When the children awoke we led them back to their families at the pits, handing them into the arms of their mothers, who snatched each child away from us as if we were devils incarnate; they glared over their shoulders as they carried the babies back to their pits.

“Grateful bunch,” I said.

“They are afraid that we’ve angered Kali. And we’ve brought them another hungry mouth.”

“Still. Why did they help us if they didn’t want their children back?”

“Because we told them what to do. That’s what they do. What they are told. That’s how the Brahmans keep them in line. If they do what they are told, then perhaps they will not be Untouchables next life.”

“That’s depressing.”

Joshua nodded. We only had little Vitra to return to her father now, and I was sure that Rumi would be happy to see his daughter. His distress over losing her had basically been the reason he had saved our lives. As we came over the sandstone rise we could see that Rumi was not alone in his pit.

Rumi stood on his sitting rock, stark naked, sprinkling salt on his erect member as a large humpbacked cow, which nearly filled the rest of the pit, licked at the salt. Joshua held Vitra so she faced away from the pit, then backed away, as if he didn’t want to disturb the moment of beefy intimacy.

“A cow, Rumi?” I exclaimed. “I thought you people had beliefs.”

“That’s not a cow, that’s a bull,” Joshua said.

“Oh, that’s got to be your super-bonus abomination there. Where we come from whole cities get destroyed for that kind of thing, Rumi.” I reached over and put my hand over Vitra’s eyes. “Stay away from Daddy, honey, or you’ll turn into a pillar of salt.”

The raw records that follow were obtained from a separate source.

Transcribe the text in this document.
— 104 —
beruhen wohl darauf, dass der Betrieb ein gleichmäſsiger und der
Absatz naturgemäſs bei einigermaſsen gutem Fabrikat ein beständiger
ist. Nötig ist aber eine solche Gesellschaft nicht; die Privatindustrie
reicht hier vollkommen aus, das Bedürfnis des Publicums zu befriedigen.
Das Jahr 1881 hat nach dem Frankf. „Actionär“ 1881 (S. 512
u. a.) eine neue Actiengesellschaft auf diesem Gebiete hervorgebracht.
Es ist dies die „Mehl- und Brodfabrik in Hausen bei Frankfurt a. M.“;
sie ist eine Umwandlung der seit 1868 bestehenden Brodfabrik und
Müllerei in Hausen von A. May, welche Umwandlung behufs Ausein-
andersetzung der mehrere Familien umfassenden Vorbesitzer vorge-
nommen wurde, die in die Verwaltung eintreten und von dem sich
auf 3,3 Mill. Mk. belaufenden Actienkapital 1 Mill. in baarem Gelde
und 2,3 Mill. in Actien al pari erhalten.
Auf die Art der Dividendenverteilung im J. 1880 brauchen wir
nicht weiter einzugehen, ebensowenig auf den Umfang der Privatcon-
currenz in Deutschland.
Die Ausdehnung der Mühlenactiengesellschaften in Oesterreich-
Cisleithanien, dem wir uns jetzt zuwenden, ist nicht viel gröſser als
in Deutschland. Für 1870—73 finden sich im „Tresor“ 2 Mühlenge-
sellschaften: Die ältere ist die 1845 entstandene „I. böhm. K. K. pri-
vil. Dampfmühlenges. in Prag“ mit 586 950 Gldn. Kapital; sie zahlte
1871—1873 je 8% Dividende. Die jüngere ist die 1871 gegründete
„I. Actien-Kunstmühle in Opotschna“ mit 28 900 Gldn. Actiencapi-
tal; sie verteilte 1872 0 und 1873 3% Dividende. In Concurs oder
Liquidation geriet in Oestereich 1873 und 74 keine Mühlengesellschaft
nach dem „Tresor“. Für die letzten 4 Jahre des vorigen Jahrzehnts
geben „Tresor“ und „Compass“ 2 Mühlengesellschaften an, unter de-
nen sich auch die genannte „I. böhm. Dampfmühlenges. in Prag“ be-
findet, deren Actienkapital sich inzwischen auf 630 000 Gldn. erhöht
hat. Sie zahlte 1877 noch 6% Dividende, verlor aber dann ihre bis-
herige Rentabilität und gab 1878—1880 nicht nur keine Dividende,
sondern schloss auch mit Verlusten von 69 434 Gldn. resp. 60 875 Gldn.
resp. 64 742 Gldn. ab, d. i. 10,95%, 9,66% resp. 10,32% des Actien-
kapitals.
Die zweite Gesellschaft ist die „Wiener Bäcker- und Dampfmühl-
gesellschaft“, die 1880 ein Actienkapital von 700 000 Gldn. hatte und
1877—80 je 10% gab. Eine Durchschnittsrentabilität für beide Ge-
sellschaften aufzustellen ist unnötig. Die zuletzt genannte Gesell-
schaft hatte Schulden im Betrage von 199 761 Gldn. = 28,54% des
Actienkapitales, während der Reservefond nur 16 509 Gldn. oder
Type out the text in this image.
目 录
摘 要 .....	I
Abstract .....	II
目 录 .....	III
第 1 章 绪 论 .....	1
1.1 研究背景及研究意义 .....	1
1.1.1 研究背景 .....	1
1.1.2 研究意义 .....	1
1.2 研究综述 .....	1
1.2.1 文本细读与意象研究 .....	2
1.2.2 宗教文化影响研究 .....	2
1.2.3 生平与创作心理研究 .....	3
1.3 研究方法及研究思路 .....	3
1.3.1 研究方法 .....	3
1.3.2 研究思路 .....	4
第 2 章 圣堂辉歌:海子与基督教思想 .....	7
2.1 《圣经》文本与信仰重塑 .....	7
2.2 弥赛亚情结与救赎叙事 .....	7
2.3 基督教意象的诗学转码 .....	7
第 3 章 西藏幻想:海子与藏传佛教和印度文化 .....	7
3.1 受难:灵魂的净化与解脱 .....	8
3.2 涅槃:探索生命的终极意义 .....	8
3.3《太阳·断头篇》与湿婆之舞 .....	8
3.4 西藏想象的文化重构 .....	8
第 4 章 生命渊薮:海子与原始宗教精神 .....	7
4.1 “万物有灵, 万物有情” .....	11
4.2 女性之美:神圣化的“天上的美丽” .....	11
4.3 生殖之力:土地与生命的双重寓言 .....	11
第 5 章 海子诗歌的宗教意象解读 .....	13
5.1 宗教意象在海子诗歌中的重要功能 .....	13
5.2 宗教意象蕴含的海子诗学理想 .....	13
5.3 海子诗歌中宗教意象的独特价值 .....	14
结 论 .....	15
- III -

“But this is my wife, reincarnated.”

“Oh, don’t try that one on me, Rumi. For six years I lived in a Buddhist monastery where the only female company was a wild yak. I know from desperate.”

Joshua grabbed my arm. “You didn’t?”

“Relax, I’m just making a point. You’re the Messiah here, Josh. What do you think?”

“I think we need to go to Tamil and find the third magus.” He set Vitra down and Rumi quickly pulled up his loincloth as the child ran to him. “Go with God, Rumi,” Joshua said.